The fact that it appeared — and that the trial court refused a defense demand to instruct the jury not to consider supernatural visions in the light of real evidence — formed the central argument of Mortensen’s appeal. In the end, Utah’s Supreme Court refused to vacate the sentence. Still, the weird appearance of “divine revelation evidence” in a Utah courtroom led the Mormon patriarch Joseph F. Smith to issue a finding distancing the Church of Jesus Christ of Latter-Day Saints from any embarrassing mummery:

[N]o member of the Church of Jesus Christ of Latter-day Saints should, for one moment, regard such testimony as admissible in a court of law, and to make the case perfectly clear it may be further stated that such evidence would not be permissible even in a Church court, where rules of evidence, though not so technical, are founded largely upon the same principles that govern the rules of evidence in a court of law. Any attempt, therefore, to make it appear that such evidence is in keeping with the tenets of the “Mormon” faith is wholly unjustified

About six weeks before Mortensen’s execution, a prison break took place at the penitentiary. It’s been given out latterly that the arrogant Mortensen was so unpopular even with his fellow-prisoners that they intentionally left him stuck in his cell. 1903 press accounts appear to indicate otherwise — that he was not the only convict left stuck in his cell, and that Mortensen’s particular rum luck wasn’t a social lack but a digital one: somebody dropped the necessary set of keys. Either way, there was no way out, and neither when Utah’s governor interviewed Mortensen personally to see about his mercy application. Never mind his popularity with prisoners; Mortensen’s continued insistence on innocence while pleading for his life was the real diplomatic failure.

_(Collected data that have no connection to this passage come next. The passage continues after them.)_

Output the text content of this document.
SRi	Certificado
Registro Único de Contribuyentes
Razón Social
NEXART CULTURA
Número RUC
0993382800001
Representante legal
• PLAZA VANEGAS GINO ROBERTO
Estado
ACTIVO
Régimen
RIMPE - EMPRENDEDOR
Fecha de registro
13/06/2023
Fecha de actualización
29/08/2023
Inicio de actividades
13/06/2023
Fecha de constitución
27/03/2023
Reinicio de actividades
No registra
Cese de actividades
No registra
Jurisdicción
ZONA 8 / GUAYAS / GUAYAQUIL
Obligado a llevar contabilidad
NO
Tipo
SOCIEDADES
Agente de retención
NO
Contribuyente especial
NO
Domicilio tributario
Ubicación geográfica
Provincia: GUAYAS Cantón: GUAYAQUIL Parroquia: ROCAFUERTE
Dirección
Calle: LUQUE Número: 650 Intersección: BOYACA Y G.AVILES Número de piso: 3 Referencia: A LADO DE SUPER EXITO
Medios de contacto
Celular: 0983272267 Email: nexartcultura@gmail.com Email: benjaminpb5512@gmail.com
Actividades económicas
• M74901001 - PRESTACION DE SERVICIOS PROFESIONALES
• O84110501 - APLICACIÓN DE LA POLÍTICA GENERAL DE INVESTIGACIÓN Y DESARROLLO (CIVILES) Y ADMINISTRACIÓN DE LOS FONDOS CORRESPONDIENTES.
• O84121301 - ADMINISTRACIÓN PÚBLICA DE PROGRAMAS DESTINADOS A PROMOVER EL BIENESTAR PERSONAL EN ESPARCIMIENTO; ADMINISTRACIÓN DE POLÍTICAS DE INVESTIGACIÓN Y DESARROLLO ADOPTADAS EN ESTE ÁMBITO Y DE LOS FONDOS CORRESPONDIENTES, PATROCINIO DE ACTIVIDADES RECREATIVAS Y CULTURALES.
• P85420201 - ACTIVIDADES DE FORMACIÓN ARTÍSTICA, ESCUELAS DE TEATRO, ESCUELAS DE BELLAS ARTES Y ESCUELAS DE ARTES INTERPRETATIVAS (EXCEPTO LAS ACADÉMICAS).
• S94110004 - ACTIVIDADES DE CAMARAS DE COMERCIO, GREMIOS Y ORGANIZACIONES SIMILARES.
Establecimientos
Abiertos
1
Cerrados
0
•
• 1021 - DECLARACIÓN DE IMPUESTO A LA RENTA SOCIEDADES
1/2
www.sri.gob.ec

Mortensen selected shooting rather than hanging as his method of death, and went to it “firm as a rock.” He left only a last statement repeating his vociferous and widely disbelieved denial of Hay’s murder.

To the world I want to say and swear by the heavens above, by the earth beneath, and by all I hold near and dear to me on this earth, that I am not guilty of that cowardly murder of my dearest friend. I ask therefore no man’s pardon for aught that I may have done in life. I am confident that my life is an example to most people. I lay no claim — please strike out the last two words — I do not say that I am better or more worthy of respect of the world than the average man, but I have done my duty to my father and mother, my brothers and sister, and to other near relatives. I have done my absolute duty toward my wife and my five little babies. May God keep and care for those sweet darlings.


Salt Lake Telegram, Nov. 20, 1903.

* Yes, those Romneys. George Ernest Romney‘s significantly younger first cousin George Wilcken Romney became Governor of Michigan, and was in turn the father of the 2012 Republican Presidential nominee Mitt Romney. The mutual grandfather of George E. and George W. designed the St. George Tabernacle.

** Even Mortensen’s wife thought him guilty, for he had gone out that fatal evening of the 16th with Hay, and returned an hour later “deathly pale.” However, while God’s hearsay to Mr. Hay was available in open court, Mrs. Mortensen’s evidence was not: Utah law prohibited wives testifying against their husbands.